Она сама по себе, то есть, считая от плоскости Биюк Янкой-яйлы. имеет: только 700 футов высоты, вместе с Яйлою, служащею ей как бы пьедесталом, около 5170 футов. Когда едешь из Алушты, то видишь именно ту сторону горы, где на Яйле стоит Трапезус, то есть самую высокую и величественную ее часть. Трапезус видна из большого далека: из Алешек, Перекопа, — говорят, даже из Молочной, следовательно, верст за 300; когда едешь из Одессы на полуостров, Трапезус также виден очень рано. Мы теперь должны были объехать подножие Трапезуса и подняться с юго-западной стороны на Биюк Янкой-яйла, чтобы, отдохнув там у ее чабанов, к рассвету взобраться на самую Палат-гopy — встречать восход солнца. Таков неизменный обычай чатырдагских пилигримов.
Мы безмолвно въезжали, собравшись всею кавалькадою, как витязи-победители в завоеванную крепость. Только подковы звенели о сухой известняк.
Если хорош летний вечер внизу на горячей степи, то он еще лучше, еще трогательнее в воздушной области, где царствует вечная прохлада, на подоблачных зеленых лугах, откуда вы можете окинуть одним спокойным взглядом все горы Южного берега и всю степь полуострова. Степь отсюда кажется морем; так она ровна и бесконечна. Настоящее море едва светится на последних пределах горизонта; горы тоже настоящее море, только море с исполинскими окаменевшими волнами. Эти синие волны заполнили всю южную сторону горизонта, поднимаясь почти до самого Чатыр-дага. Воздух пропитан розовым вечером, и известковые скалы Янкой-яйлы тоже стоят все розовые…
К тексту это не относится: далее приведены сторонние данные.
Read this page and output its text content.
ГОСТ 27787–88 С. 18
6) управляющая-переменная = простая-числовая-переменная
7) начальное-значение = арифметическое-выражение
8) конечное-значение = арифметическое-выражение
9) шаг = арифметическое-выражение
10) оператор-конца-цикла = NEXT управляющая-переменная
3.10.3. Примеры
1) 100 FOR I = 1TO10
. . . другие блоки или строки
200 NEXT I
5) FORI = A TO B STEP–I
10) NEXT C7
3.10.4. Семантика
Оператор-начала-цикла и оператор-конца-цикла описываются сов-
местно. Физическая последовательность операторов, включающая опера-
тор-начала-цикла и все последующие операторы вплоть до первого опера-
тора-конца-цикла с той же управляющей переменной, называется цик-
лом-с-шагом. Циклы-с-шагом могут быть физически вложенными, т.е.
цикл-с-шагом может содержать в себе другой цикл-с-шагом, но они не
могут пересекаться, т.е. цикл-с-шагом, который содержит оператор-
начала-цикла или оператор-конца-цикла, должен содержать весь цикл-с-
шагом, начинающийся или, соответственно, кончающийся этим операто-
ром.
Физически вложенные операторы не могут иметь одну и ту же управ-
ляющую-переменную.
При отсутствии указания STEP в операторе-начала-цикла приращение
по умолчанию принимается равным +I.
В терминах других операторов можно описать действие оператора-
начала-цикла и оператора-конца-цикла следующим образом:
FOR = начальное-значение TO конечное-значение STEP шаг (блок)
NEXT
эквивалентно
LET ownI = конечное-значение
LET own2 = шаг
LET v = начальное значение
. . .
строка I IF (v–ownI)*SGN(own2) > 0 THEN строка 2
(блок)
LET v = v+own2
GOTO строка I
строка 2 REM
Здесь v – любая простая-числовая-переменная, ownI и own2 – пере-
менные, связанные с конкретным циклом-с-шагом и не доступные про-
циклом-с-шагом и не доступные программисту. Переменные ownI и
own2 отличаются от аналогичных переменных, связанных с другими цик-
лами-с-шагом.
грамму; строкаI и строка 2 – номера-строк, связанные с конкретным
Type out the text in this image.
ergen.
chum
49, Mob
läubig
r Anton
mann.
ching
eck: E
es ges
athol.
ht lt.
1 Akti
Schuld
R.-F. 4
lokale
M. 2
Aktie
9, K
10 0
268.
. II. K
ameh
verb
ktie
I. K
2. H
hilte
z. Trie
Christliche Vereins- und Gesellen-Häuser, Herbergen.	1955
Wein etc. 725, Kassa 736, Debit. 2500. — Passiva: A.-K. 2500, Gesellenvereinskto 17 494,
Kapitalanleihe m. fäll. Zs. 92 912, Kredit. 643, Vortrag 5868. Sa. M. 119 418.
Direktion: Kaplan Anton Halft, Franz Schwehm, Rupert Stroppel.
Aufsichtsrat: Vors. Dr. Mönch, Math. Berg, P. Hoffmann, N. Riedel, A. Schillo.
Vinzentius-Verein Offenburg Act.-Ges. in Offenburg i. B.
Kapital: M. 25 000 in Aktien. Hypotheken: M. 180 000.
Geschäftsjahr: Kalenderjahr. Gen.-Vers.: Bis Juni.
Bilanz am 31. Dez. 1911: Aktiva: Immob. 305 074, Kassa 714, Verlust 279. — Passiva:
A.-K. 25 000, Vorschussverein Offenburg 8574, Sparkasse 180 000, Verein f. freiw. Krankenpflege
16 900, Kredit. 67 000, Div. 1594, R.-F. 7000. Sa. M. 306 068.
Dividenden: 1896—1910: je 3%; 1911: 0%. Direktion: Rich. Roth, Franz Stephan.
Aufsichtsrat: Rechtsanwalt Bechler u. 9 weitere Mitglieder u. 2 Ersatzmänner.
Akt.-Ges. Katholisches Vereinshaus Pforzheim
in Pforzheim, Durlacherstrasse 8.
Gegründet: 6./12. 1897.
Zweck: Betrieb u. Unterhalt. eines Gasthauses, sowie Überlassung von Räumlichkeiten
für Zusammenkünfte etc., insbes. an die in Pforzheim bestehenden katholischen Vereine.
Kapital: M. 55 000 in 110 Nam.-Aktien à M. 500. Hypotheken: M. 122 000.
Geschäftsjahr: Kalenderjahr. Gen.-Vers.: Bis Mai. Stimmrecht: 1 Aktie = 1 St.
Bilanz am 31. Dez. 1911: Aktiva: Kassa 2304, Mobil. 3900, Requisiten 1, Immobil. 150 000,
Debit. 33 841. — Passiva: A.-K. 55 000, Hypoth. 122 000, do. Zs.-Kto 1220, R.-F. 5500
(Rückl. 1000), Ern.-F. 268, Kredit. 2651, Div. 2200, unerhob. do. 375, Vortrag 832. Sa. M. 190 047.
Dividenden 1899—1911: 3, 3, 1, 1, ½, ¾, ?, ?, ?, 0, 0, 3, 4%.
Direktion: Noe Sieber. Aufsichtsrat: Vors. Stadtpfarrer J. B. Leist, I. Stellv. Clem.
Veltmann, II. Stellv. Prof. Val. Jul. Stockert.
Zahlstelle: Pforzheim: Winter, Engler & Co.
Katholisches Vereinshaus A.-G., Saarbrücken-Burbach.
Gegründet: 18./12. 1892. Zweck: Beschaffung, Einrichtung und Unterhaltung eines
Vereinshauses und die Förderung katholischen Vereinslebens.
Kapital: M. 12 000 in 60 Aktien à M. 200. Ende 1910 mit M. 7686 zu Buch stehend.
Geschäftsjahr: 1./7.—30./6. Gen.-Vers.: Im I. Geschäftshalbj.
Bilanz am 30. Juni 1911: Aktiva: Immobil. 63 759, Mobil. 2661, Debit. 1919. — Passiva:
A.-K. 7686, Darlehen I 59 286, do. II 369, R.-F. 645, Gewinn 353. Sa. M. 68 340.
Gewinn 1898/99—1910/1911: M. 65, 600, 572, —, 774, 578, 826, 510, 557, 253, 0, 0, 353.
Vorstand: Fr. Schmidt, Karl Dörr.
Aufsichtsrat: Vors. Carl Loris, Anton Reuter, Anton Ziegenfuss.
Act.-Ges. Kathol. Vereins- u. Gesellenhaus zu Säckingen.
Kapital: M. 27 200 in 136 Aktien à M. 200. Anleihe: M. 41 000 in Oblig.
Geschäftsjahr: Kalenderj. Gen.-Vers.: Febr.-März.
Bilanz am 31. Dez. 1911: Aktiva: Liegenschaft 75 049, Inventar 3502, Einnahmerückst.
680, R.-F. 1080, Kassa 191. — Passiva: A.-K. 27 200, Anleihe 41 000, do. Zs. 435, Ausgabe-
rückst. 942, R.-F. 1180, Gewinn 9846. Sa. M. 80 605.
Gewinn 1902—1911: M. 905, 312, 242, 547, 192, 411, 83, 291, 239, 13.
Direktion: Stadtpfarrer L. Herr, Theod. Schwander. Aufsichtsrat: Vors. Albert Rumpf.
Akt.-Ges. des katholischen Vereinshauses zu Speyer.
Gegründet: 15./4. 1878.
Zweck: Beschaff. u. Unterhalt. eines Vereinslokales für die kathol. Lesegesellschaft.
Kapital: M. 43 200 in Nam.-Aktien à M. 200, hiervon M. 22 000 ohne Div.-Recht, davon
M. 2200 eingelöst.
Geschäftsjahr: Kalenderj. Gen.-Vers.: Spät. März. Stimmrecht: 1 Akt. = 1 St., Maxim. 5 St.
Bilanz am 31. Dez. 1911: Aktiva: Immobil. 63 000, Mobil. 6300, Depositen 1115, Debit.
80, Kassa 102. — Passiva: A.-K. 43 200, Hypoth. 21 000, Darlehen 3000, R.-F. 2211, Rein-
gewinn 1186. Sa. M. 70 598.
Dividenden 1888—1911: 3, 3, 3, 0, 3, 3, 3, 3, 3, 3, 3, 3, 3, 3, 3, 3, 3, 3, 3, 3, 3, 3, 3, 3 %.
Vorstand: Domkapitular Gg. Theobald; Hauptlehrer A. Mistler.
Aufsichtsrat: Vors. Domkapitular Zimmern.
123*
Ясность и прохлада охватывают нас. Удовлетворенное сердце бьется с веселым спокойствием, и светлая, широко распахнувшаяся кругом нас панорама красоты незаметно вливается сквозь все органы чувств в изумленную душу… Эта гора оказывается целым степным уездом, которого границы не видишь; степь казалась бы продолже¬нием горной плоскости, если бы ее не оттенял бледный туман, признак дали. Сотни верст под ногами. Особенное чувство овладевает человеком на большой, открытой и пустынной горе. Кажется, будто приподнят к небу, и смотришь на мир не с той тесной земной точки зрения, с которой смотришь обыкновенно. Мир под тобою, едва различаемый, совсем не слышный. Его красота и величие широко развернуты перед тобой, но тебе не видна мелочь и бедность подробностей. Города, поля, леса, дороги — все слито в одну картину, ясную, дышащую миром. Отсюда кажется, что земля покоится в безмятежном счастии, эта многогрешная и вечно волнующаяся земля…
Понятно, что дух стремившийся к божеству, уходил на горы. Здесь возможно самосозерцание, молитва. Мир обнимаешь, как что-то вне лежащее.
Понятно, отчего возмутилась душа вождя народа Божьего, когда, проникнутый пустынным величием высот Синайских, сошел он с них опять на землю и увидел ее жалкие суеты…
XII. Пещеры Чатырдага
Бимбаш-коба — пещера 1000 голов. — Наше смущение. — Холодная пещера или Сулу-коба.
Мы все ехали молча, настроение было несколько торжественное; душа невольно подчинялась впечатлению вечернего часа и той горной высоты, на которой мы очутились теперь. Суруджи повернул к пещерам, но до них было не близко.